The Reichstag building, located in West Berlin, had not hosted a sitting parliament in decades. In World War II, the war’s last major battle in Europe was fought in Berlin. The Soviet Red Army first bombarded the city and then fought tenaciously, block by city block, to reach and capture — the Reichstag. The building was repaired after the war, but its outer surface remained discolored by gloomy shades of gray and black. When I visited the Reichstag, its interior held a fascinating museum — a very anti-Nazi museum, displaying exhibits about the Holocaust, the destruction and division of Berlin, the Berlin Airlift, etc. Berliners, at least in the West, were not hiding from their history. I also saw a part of the Reichstag being renovated: the parliamentary chamber. West Germany’s capital was still Bonn, a small city otherwise forgettable. West and East Germany had not agreed to reunite — not yet — but obviously the West Germans were getting ready. Today, the Reichstag is the Bundestag, the Federal Parliament of a reunited Germany.

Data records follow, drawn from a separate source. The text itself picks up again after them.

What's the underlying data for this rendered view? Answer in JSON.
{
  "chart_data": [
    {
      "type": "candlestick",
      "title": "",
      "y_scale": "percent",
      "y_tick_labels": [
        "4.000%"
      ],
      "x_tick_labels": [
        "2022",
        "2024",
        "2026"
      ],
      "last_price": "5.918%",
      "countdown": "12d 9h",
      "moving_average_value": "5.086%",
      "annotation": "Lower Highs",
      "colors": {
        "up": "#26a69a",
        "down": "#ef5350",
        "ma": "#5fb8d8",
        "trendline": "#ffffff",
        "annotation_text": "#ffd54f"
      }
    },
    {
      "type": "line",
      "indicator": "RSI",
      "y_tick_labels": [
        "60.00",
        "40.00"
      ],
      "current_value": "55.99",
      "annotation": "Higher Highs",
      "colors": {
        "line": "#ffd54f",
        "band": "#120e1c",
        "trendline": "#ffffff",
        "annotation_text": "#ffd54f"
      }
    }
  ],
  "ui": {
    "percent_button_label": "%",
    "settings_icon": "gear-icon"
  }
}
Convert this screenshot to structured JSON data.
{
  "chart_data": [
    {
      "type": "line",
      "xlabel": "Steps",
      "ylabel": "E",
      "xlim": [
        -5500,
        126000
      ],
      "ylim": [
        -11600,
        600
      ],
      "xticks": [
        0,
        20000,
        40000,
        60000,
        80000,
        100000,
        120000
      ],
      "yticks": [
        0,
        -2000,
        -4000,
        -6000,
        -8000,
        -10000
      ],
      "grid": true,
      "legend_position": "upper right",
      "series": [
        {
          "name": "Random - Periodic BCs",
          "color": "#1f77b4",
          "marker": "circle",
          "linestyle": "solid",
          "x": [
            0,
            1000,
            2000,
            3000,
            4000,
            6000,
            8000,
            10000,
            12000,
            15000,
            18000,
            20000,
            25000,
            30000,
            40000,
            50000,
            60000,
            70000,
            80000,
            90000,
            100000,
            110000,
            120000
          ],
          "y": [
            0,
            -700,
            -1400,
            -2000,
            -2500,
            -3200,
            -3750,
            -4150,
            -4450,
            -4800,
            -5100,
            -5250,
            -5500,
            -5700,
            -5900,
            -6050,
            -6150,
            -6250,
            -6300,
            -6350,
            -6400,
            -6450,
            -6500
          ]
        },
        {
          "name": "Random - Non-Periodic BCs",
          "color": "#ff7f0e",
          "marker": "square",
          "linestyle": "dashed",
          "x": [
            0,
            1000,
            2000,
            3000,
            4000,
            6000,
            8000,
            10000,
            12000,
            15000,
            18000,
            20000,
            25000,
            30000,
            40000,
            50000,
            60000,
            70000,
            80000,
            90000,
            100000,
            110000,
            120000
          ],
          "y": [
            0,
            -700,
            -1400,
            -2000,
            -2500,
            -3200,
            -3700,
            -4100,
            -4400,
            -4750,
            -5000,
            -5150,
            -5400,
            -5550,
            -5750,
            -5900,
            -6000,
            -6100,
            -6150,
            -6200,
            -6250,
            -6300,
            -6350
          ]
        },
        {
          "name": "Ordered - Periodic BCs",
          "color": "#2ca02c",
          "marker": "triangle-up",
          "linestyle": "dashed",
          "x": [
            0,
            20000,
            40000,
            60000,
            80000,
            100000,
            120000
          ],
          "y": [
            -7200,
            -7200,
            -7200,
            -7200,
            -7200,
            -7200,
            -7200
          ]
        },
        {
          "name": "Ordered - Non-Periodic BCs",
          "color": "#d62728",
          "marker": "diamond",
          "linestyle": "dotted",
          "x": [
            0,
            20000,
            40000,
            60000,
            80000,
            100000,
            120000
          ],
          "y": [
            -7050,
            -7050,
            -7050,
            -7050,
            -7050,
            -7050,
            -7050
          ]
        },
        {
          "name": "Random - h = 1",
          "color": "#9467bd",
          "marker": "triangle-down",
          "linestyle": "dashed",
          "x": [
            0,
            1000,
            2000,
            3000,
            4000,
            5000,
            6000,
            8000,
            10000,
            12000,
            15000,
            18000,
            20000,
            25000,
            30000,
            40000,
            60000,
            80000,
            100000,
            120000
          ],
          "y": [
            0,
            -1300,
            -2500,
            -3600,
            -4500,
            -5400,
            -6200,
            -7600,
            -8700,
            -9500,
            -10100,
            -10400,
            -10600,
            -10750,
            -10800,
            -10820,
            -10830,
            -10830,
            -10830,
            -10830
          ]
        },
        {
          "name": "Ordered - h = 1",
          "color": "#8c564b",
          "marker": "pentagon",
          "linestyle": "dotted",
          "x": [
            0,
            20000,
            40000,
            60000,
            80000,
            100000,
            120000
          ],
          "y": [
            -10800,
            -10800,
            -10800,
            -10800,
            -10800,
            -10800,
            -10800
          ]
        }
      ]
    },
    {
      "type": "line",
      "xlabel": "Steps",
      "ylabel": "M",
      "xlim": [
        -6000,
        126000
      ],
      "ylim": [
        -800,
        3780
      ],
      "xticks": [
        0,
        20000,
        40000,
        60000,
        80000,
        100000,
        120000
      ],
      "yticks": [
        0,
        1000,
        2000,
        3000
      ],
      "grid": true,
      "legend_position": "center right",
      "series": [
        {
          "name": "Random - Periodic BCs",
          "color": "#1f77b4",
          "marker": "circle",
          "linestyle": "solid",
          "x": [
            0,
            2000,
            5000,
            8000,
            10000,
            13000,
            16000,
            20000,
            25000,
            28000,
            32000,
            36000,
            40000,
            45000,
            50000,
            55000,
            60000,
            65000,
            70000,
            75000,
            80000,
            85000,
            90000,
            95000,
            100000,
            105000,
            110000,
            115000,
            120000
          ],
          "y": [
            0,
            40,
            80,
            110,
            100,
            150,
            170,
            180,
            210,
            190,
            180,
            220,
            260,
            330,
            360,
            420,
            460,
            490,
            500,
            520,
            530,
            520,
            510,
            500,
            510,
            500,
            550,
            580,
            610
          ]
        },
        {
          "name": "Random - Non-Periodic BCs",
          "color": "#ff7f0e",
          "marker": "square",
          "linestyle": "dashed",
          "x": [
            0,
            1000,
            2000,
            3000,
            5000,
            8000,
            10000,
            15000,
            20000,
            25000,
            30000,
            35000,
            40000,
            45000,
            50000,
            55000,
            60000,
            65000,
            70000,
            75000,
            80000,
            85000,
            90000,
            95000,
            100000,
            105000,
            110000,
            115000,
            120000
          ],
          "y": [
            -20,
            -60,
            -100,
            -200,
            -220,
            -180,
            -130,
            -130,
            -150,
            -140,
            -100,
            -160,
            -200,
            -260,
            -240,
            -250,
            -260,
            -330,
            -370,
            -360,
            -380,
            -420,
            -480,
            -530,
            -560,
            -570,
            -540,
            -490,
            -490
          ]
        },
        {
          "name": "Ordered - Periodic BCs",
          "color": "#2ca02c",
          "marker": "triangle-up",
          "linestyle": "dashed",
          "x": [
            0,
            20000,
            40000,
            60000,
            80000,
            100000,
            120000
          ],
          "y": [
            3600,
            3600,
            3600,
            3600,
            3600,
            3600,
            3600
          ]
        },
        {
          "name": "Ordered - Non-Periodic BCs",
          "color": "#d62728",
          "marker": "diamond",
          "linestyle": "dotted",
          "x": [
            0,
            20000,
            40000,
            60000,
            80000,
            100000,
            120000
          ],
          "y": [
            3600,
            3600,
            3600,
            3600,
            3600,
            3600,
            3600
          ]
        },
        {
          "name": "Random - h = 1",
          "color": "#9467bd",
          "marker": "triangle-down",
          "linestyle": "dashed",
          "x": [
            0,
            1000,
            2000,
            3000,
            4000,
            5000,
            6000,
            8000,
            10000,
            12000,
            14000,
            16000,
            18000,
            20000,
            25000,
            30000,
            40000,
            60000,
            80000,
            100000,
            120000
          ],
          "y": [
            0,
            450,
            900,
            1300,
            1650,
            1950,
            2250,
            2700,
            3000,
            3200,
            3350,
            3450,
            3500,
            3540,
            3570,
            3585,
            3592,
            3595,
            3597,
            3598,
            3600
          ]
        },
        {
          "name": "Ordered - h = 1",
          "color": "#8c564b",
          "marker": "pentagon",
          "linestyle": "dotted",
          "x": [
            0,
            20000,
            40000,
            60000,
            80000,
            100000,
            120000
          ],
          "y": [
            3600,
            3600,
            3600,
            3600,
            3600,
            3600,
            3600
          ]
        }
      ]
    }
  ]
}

Certainly the Reichstag was full of emotional reminders of a horrifying past, but I found yet more emotional reminders just behind the building: large crosses, tall enough to tower over you, planted at irregular intervals along the (crumbling) Berlin Wall, marking every spot where Communist guards had shot dead somebody trying to escape to West Berlin. Numerous crosses.
To this day, I’m struck by the fact that the United States, the United Kingdom and France were willing to risk so much, even the risk of nuclear war, just to defend West Berlin from Communist absorption. President John Kennedy even expected a nuclear showdown over Berlin — and to his surprise, faced one over Cuba instead. Consider that, technically, West Berlin was not even a city; it was half a city. Is half a city worth staking your national credibility upon? Risking nuclear war? The Western Powers said yes and stood firm, from the Berlin Airlift to the Berlin Wall. Ironically, on balance, the Wall probably helped the West more than it helped the East because it removed Berlin as a constant crisis spot of the Cold War — while self-imposing upon the Communists a constant embarrassment, in concrete, one whose shame and history their propaganda could never really conceal.